奧貝斯坦的目光冷峻如料峭春寒,似乎能洞曉俊美主君的所思所想。
他是個不折不扣的馬基雅維利主義者,為達目的,可以不擇手段,無所不用其極。
那雙冰涼的機械眼珠,彷彿封印了他的七情六慾,恨意作動力,利益為養料,唯有如此,方能掙紮著活下去。
但是,一個萬分不妙的訊號出現了:萊茵哈特愛上了“青箬”。
不是猜測,而是肯定。儘管奧貝斯坦不近女色,活得跟個苦行僧似的,但理論常識還是有的。
如今貴族軍慘敗,剩下的舊貴族也都對萊因哈特俯首稱臣,玉座上的傀儡小皇帝更是不足為懼。
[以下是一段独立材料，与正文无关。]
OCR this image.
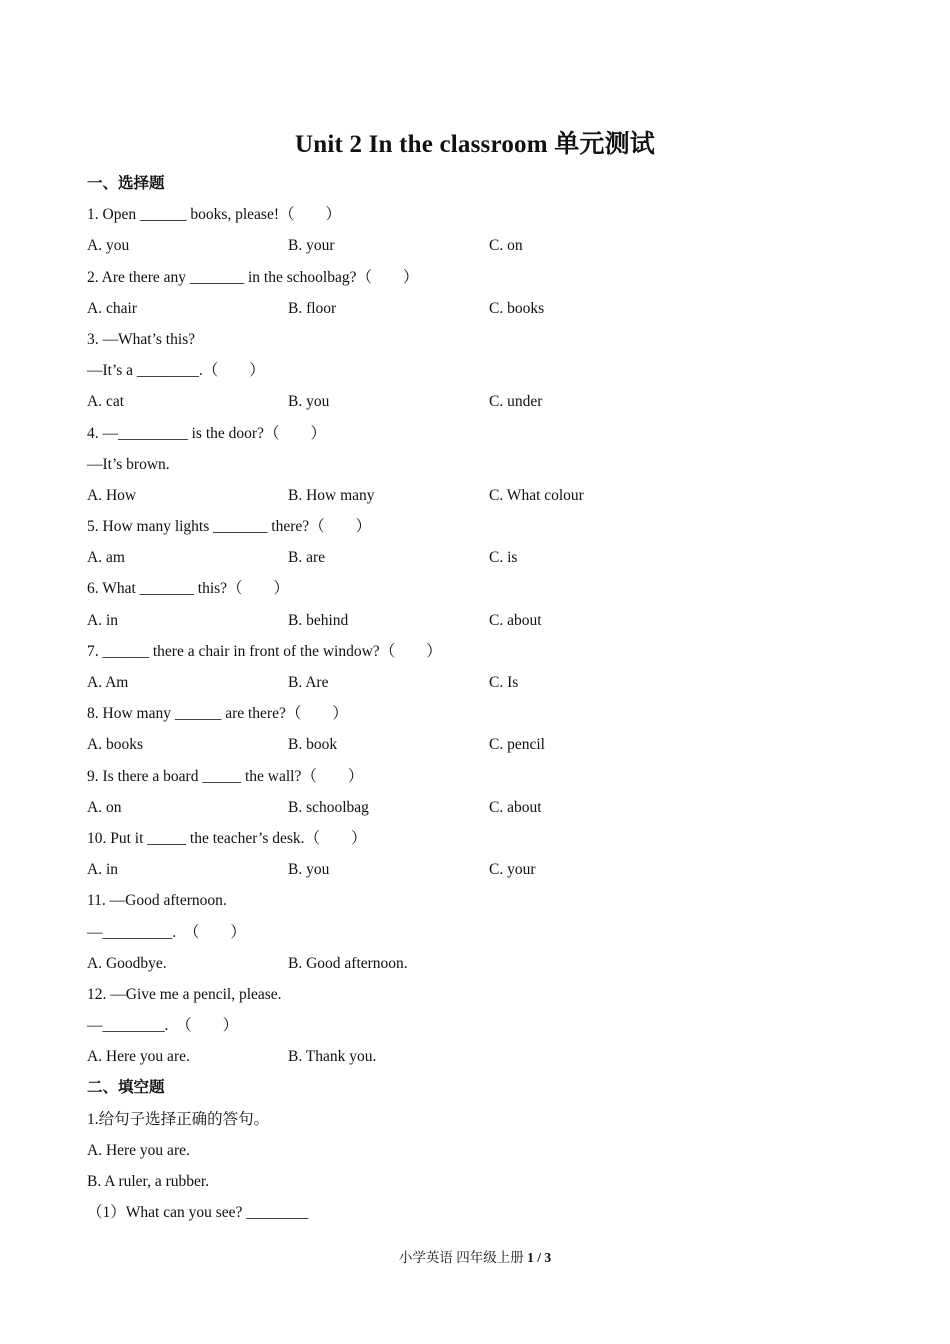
Unit 2 In the classroom 单元测试
一、选择题
1. Open ______ books, please!（        ）
A. you	B. your	C. on
2. Are there any _______ in the schoolbag?（        ）
A. chair	B. floor	C. books
3. —What’s this?
—It’s a ________.（        ）
A. cat	B. you	C. under
4. —_________ is the door?（        ）
—It’s brown.
A. How	B. How many	C. What colour
5. How many lights _______ there?（        ）
A. am	B. are	C. is
6. What _______ this?（        ）
A. in	B. behind	C. about
7. ______ there a chair in front of the window?（        ）
A. Am	B. Are	C. Is
8. How many ______ are there?（        ）
A. books	B. book	C. pencil
9. Is there a board _____ the wall?（        ）
A. on	B. schoolbag	C. about
10. Put it _____ the teacher’s desk.（        ）
A. in	B. you	C. your
11. —Good afternoon.
—_________.  （        ）
A. Goodbye.	B. Good afternoon.
12. —Give me a pencil, please.
—________.  （        ）
A. Here you are.	B. Thank you.
二、填空题
1.给句子选择正确的答句。
A. Here you are.
B. A ruler, a rubber.
（1）What can you see? ________
小学英语 四年级上册 1 / 3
大業尚未得成,希望主君莫要耽於情愛,而且那名仙姿佚貌的女子,身份並沒有那麼簡單。
“閣下,獻俘儀式快要開始了,請先移步禮堂。”
“……走吧。”
勝利的喜悅也無法沖淡萊因哈特胸中的鬱氣,他威風凜凜地走過鋪著朱紅地毯的迴廊,姿形優美,無人能及。
惟他一人端坐於高台之上,金色髮絲閃耀著瑰麗的光輝,絕世容顏俊美無儔,宛若遠古神隻太陽神阿波羅。
驍勇善戰,足智多謀的諸將領,皆列陣於台下,仰望著那個英武不凡的人。
而白蓧和黎梟則被迫跟著吉爾菲艾斯。
可憐的黎梟由於危險性太高,不僅被沒收了身上的武器裝備,還被戴上了手銬。
“吉爾菲艾斯上將,你也太雙標了,隻懂憐香惜玉……”
調侃的話語令吉爾菲艾斯感覺臉頰發熱,索性也不搭理黎梟,然而,餘光瞥見白蓧一臉懵懂的樣子,他又覺得失落不已。
“要不……我也戴上?”
貌似是有些不公平,這個紅髮將軍為何對自己如此優待呢?白蓧相當困惑不解。
“不行!”
“不行!”
兩個氣質迥異的美男子異口同聲地反駁道,他們倆齊齊盯著白蓧的杏臉桃腮,眼神溫柔似水。
“不行就不行吧,我們接下來要去哪兒?”
前麵有人在攔截檢查,氣氛也極其肅穆莊嚴,白蓧性子散漫,不太習慣這種禮節冗繁的正式場合。
她和黎梟兩人現如今是階下囚,該不會是要公開“處刑”吧?
越想越嚇人,白蓧本就是個“社恐”,以往麵對可親可愛的“青粉”們時,她還能強裝鎮定。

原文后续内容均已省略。